Schedule changes are common in winter and much less so during the warmer months, but it’s necessary to make more changes for the next few weeks.
The reason: trail closures due to massive tree damage in some areas caused by that series of unusual March nor'easters, which was behind the often extended power outages experienced by millions of people living in suburban and rural areas.
If you’re a resident of NYC or another urban area you may not be aware that the damage in some areas was as severe as that caused by hurricanes Irene and Sandy.
On recent hikes we've encountered occasional downed trees and branches on trails in NY & CT, but nothing extreme, and the trails were definitely passable.
But last week I heard the bad news that the damage was especially severe on the Pennsylvania side of the 40-mile-long Delaware Water Gap National Recreation Area, where several of our most spectacular spring waterfall hikes take place.

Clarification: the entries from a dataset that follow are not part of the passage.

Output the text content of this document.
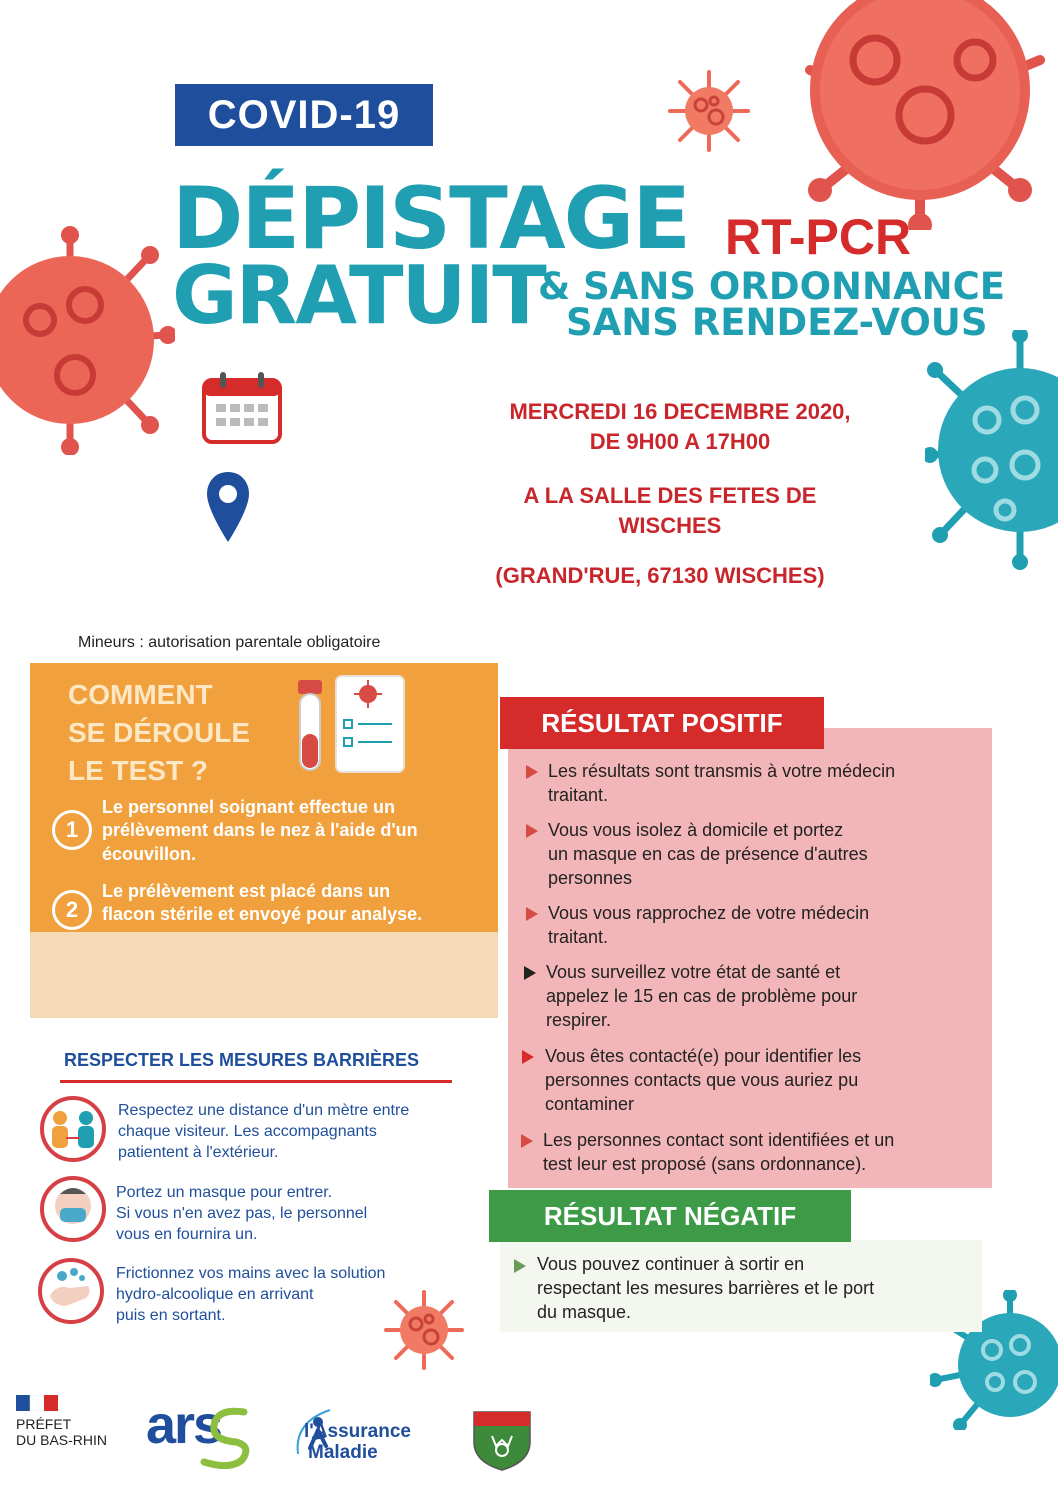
COVID-19
DÉPISTAGE RT-PCR
GRATUIT
& SANS ORDONNANCE
SANS RENDEZ-VOUS
MERCREDI 16 DECEMBRE 2020,
DE 9H00 A 17H00
A LA SALLE DES FETES DE
WISCHES
(GRAND'RUE, 67130 WISCHES)
Mineurs : autorisation parentale obligatoire
COMMENT
SE DÉROULE
LE TEST ?
1
Le personnel soignant effectue un
prélèvement dans le nez à l'aide d'un
écouvillon.
2
Le prélèvement est placé dans un
flacon stérile et envoyé pour analyse.
RÉSULTAT POSITIF
Les résultats sont transmis à votre médecin
traitant.
Vous vous isolez à domicile et portez
un masque en cas de présence d'autres
personnes
Vous vous rapprochez de votre médecin
traitant.
Vous surveillez votre état de santé et
appelez le 15 en cas de problème pour
respirer.
Vous êtes contacté(e) pour identifier les
personnes contacts que vous auriez pu
contaminer
Les personnes contact sont identifiées et un
test leur est proposé (sans ordonnance).
RÉSULTAT NÉGATIF
Vous pouvez continuer à sortir en
respectant les mesures barrières et le port
du masque.
RESPECTER LES MESURES BARRIÈRES
Respectez une distance d'un mètre entre
chaque visiteur. Les accompagnants
patientent à l'extérieur.
Portez un masque pour entrer.
Si vous n'en avez pas, le personnel
vous en fournira un.
Frictionnez vos mains avec la solution
hydro-alcoolique en arrivant
puis en sortant.
PRÉFET
DU BAS-RHIN ars	l'Assurance
Maladie
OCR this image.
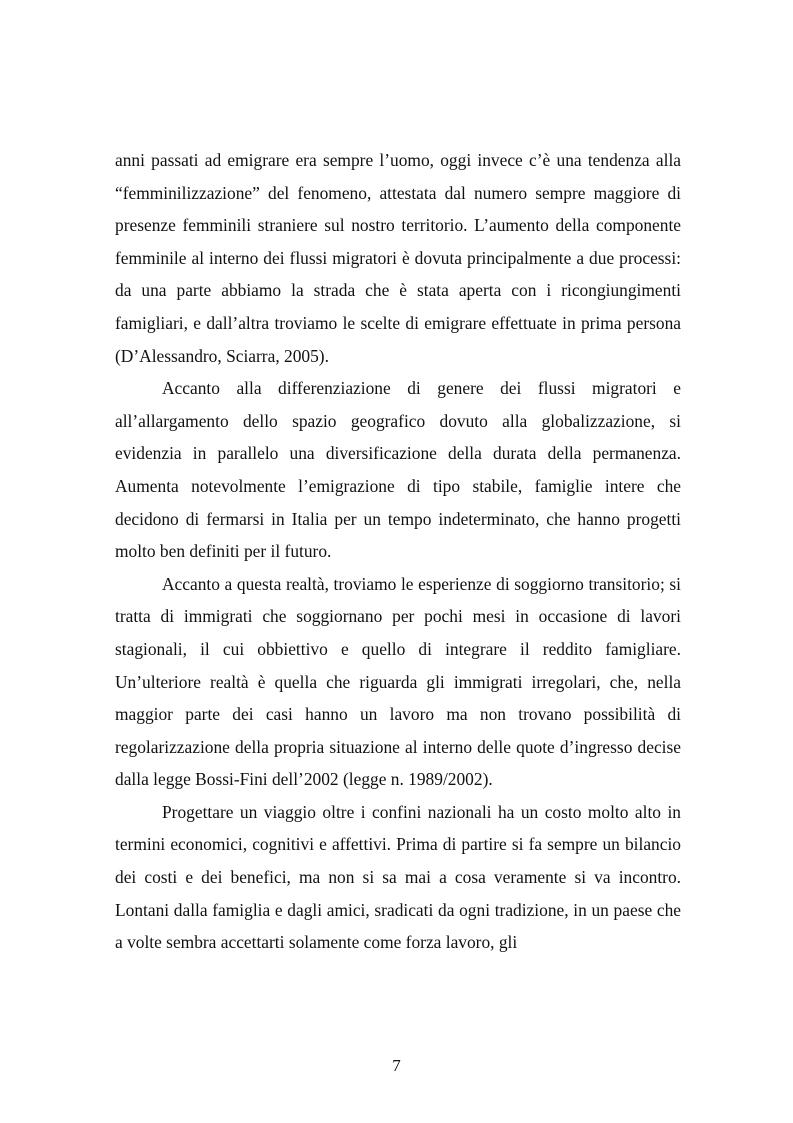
anni passati ad emigrare era sempre l’uomo, oggi invece c’è una tendenza alla “femminilizzazione” del fenomeno, attestata dal numero sempre maggiore di presenze femminili straniere sul nostro territorio. L’aumento della componente femminile al interno dei flussi migratori è dovuta principalmente a due processi: da una parte abbiamo la strada che è stata aperta con i ricongiungimenti famigliari, e dall’altra troviamo le scelte di emigrare effettuate in prima persona (D’Alessandro, Sciarra, 2005).

Accanto alla differenziazione di genere dei flussi migratori e all’allargamento dello spazio geografico dovuto alla globalizzazione, si evidenzia in parallelo una diversificazione della durata della permanenza. Aumenta notevolmente l’emigrazione di tipo stabile, famiglie intere che decidono di fermarsi in Italia per un tempo indeterminato, che hanno progetti molto ben definiti per il futuro.

Accanto a questa realtà, troviamo le esperienze di soggiorno transitorio; si tratta di immigrati che soggiornano per pochi mesi in occasione di lavori stagionali, il cui obbiettivo e quello di integrare il reddito famigliare. Un’ulteriore realtà è quella che riguarda gli immigrati irregolari, che, nella maggior parte dei casi hanno un lavoro ma non trovano possibilità di regolarizzazione della propria situazione al interno delle quote d’ingresso decise dalla legge Bossi-Fini dell’2002 (legge n. 1989/2002).

Progettare un viaggio oltre i confini nazionali ha un costo molto alto in termini economici, cognitivi e affettivi. Prima di partire si fa sempre un bilancio dei costi e dei benefici, ma non si sa mai a cosa veramente si va incontro. Lontani dalla famiglia e dagli amici, sradicati da ogni tradizione, in un paese che a volte sembra accettarti solamente come forza lavoro, gli

7
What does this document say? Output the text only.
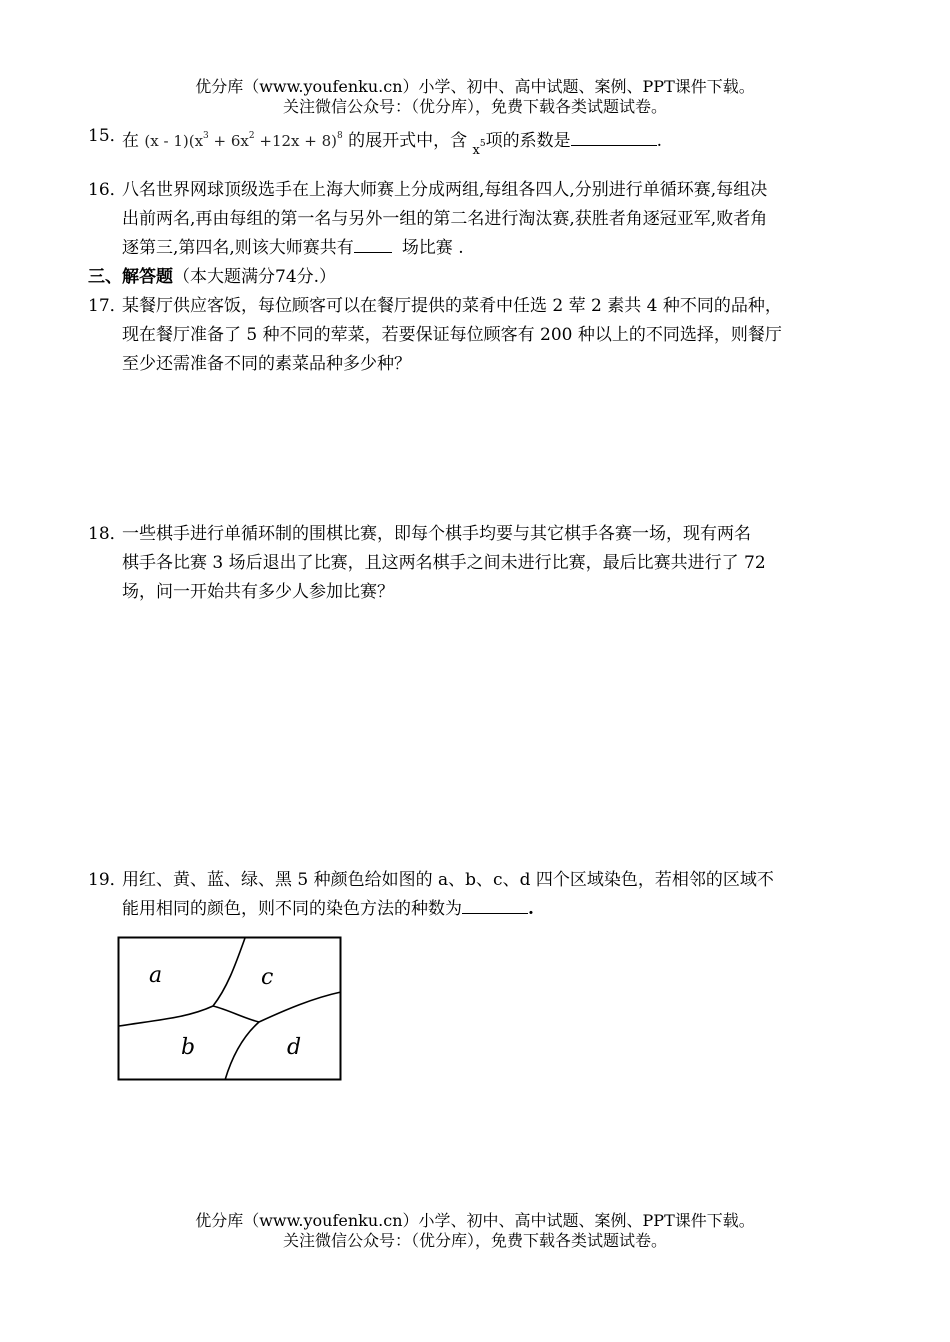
优分库（www.youfenku.cn）小学、初中、高中试题、案例、PPT课件下载。
关注微信公众号：（优分库），免费下载各类试题试卷。
15．
在 $(x - 1)(x^3 + 6x^2 +12x + 8)^8$ 的展开式中，含 $_{x^5}$项的系数是	.
16．
八名世界网球顶级选手在上海大师赛上分成两组,每组各四人,分别进行单循环赛,每组决
出前两名,再由每组的第一名与另外一组的第二名进行淘汰赛,获胜者角逐冠亚军,败者角
逐第三,第四名,则该大师赛共有	场比赛 .
三、解答题（本大题满分74分.）
17．
某餐厅供应客饭，每位顾客可以在餐厅提供的菜肴中任选 2 荤 2 素共 4 种不同的品种，
现在餐厅准备了 5 种不同的荤菜，若要保证每位顾客有 200 种以上的不同选择，则餐厅
至少还需准备不同的素菜品种多少种？
18．
一些棋手进行单循环制的围棋比赛，即每个棋手均要与其它棋手各赛一场，现有两名
棋手各比赛 3 场后退出了比赛，且这两名棋手之间未进行比赛，最后比赛共进行了 72
场，问一开始共有多少人参加比赛？
19．
用红、黄、蓝、绿、黑 5 种颜色给如图的 a、b、c、d 四个区域染色，若相邻的区域不
能用相同的颜色，则不同的染色方法的种数为	.
a	c
b	d
优分库（www.youfenku.cn）小学、初中、高中试题、案例、PPT课件下载。
关注微信公众号：（优分库），免费下载各类试题试卷。
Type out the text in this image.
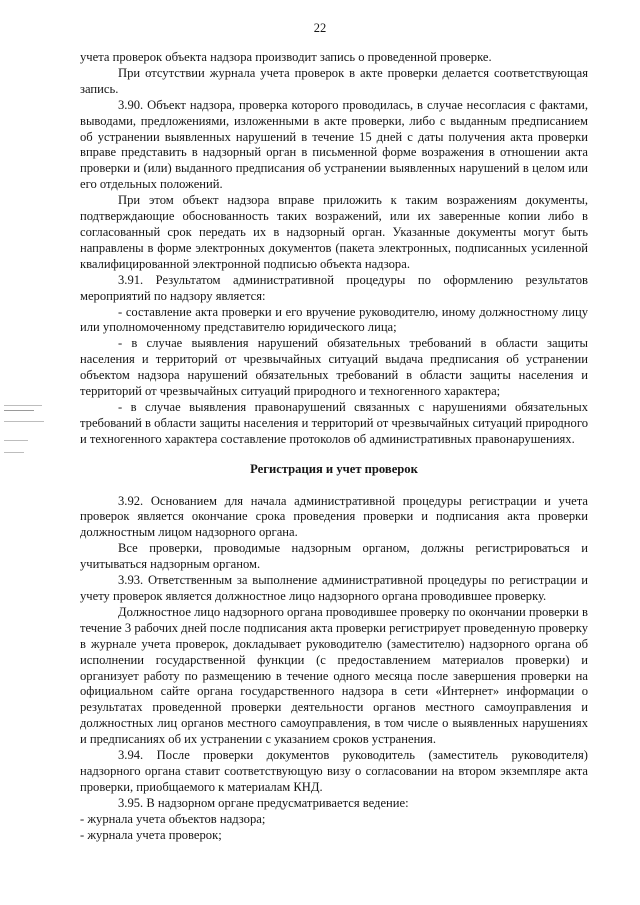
22

учета проверок объекта надзора производит запись о проведенной проверке.

При отсутствии журнала учета проверок в акте проверки делается соответствующая запись.

3.90. Объект надзора, проверка которого проводилась, в случае несогласия с фактами, выводами, предложениями, изложенными в акте проверки, либо с выданным предписанием об устранении выявленных нарушений в течение 15 дней с даты получения акта проверки вправе представить в надзорный орган в письменной форме возражения в отношении акта проверки и (или) выданного предписания об устранении выявленных нарушений в целом или его отдельных положений.

При этом объект надзора вправе приложить к таким возражениям документы, подтверждающие обоснованность таких возражений, или их заверенные копии либо в согласованный срок передать их в надзорный орган. Указанные документы могут быть направлены в форме электронных документов (пакета электронных, подписанных усиленной квалифицированной электронной подписью объекта надзора.

3.91. Результатом административной процедуры по оформлению результатов мероприятий по надзору является:

- составление акта проверки и его вручение руководителю, иному должностному лицу или уполномоченному представителю юридического лица;

- в случае выявления нарушений обязательных требований в области защиты населения и территорий от чрезвычайных ситуаций выдача предписания об устранении объектом надзора нарушений обязательных требований в области защиты населения и территорий от чрезвычайных ситуаций природного и техногенного характера;

- в случае выявления правонарушений связанных с нарушениями обязательных требований в области защиты населения и территорий от чрезвычайных ситуаций природного и техногенного характера составление протоколов об административных правонарушениях.

Регистрация и учет проверок

3.92. Основанием для начала административной процедуры регистрации и учета проверок является окончание срока проведения проверки и подписания акта проверки должностным лицом надзорного органа.

Все проверки, проводимые надзорным органом, должны регистрироваться и учитываться надзорным органом.

3.93. Ответственным за выполнение административной процедуры по регистрации и учету проверок является должностное лицо надзорного органа проводившее проверку.

Должностное лицо надзорного органа проводившее проверку по окончании проверки в течение 3 рабочих дней после подписания акта проверки регистрирует проведенную проверку в журнале учета проверок, докладывает руководителю (заместителю) надзорного органа об исполнении государственной функции (с предоставлением материалов проверки) и организует работу по размещению в течение одного месяца после завершения проверки на официальном сайте органа государственного надзора в сети «Интернет» информации о результатах проведенной проверки деятельности органов местного самоуправления и должностных лиц органов местного самоуправления, в том числе о выявленных нарушениях и предписаниях об их устранении с указанием сроков устранения.

3.94. После проверки документов руководитель (заместитель руководителя) надзорного органа ставит соответствующую визу о согласовании на втором экземпляре акта проверки, приобщаемого к материалам КНД.

3.95. В надзорном органе предусматривается ведение:

- журнала учета объектов надзора;

- журнала учета проверок;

Most trails in those areas are currently closed until further notice due to unsafe conditions. In some cases trees may have crushed bridges and wooden walkways that were built into some steep mountainsides, often making the trails impassible.
It's not yet clear when those trails will be reopened. Work crews will be out clearing trails and rebuilding them when necessary, but that could take weeks, months, or a lot longer, which was the case after the 2011 and 2012 hurricanes.
[Complicating things is the fact that one political party in Washington has been ruthlessly cutting the budgets for national parks (including “national recreation areas”), starving many parks of staff, meaning there’s less money and fewer employees than ever to deal with storm damage and to rebuild bridges, etc. inside the parks].
Both of the hikes on our schedule for this coming weekend were to have been in areas in PA that are now closed. I’m instead rescheduling two hikes that were cancelled in late winter or early spring due to snow issues or other reasons.
On Saturday 4/14 we’ll be (finally) doing our moderate 8-9 mile Palisades/Giant Stairs hike in NJ & NY, which includes a splendid waterfall along with terrific Hudson River vistas. And on Sunday 4/15 we’ll be offering our 6-7 mile easy-moderate hike in Manitoga/Hudson Highlands State Park, featuring another fine Hudson River vista.
I’m crossing my fingers that we’ll still be able to do our two Raymondskill Falls hikes in PA (4/28 & 5/13), which I’m leaving on our schedule for now, since the trails are wider there and less likely to be made totally impassable by fallen trees.
I’m also leaving our 5/6 Hornbeck’s Creek hike in PA on the schedule, although that one involves a deep gorge that has been badly damaged in previous storms.
I’ll be checking trail reports and we may be able to do some of those hikes if the trails are reopened in time, which definitely won’t happen for this coming weekend.
As many of you who hike with us know, no matter where we go, the wild natural scenery is almost certain to be wonderfully beautiful, the mountain vistas impressive, the air deliciously fresh, and the woods peacefully tranquil.
Over the years I’ve learned that the majority of you aren’t particular about where we hike each week and may not be disappointed by schedule changes. But if the location of a hike IS important to you, and you’d rather not go to a different location, please get in touch. You’ll get a trip credit if you can let me know by Monday noon.
Finally, spring is here, and in addition to the attractions of waterfalls, wherever we go we’ll be seeing lovely signs of the season, including new sprouting vegetation and new wildflowers every week. And on our 3/31 hike in CT we heard our first singing frogs!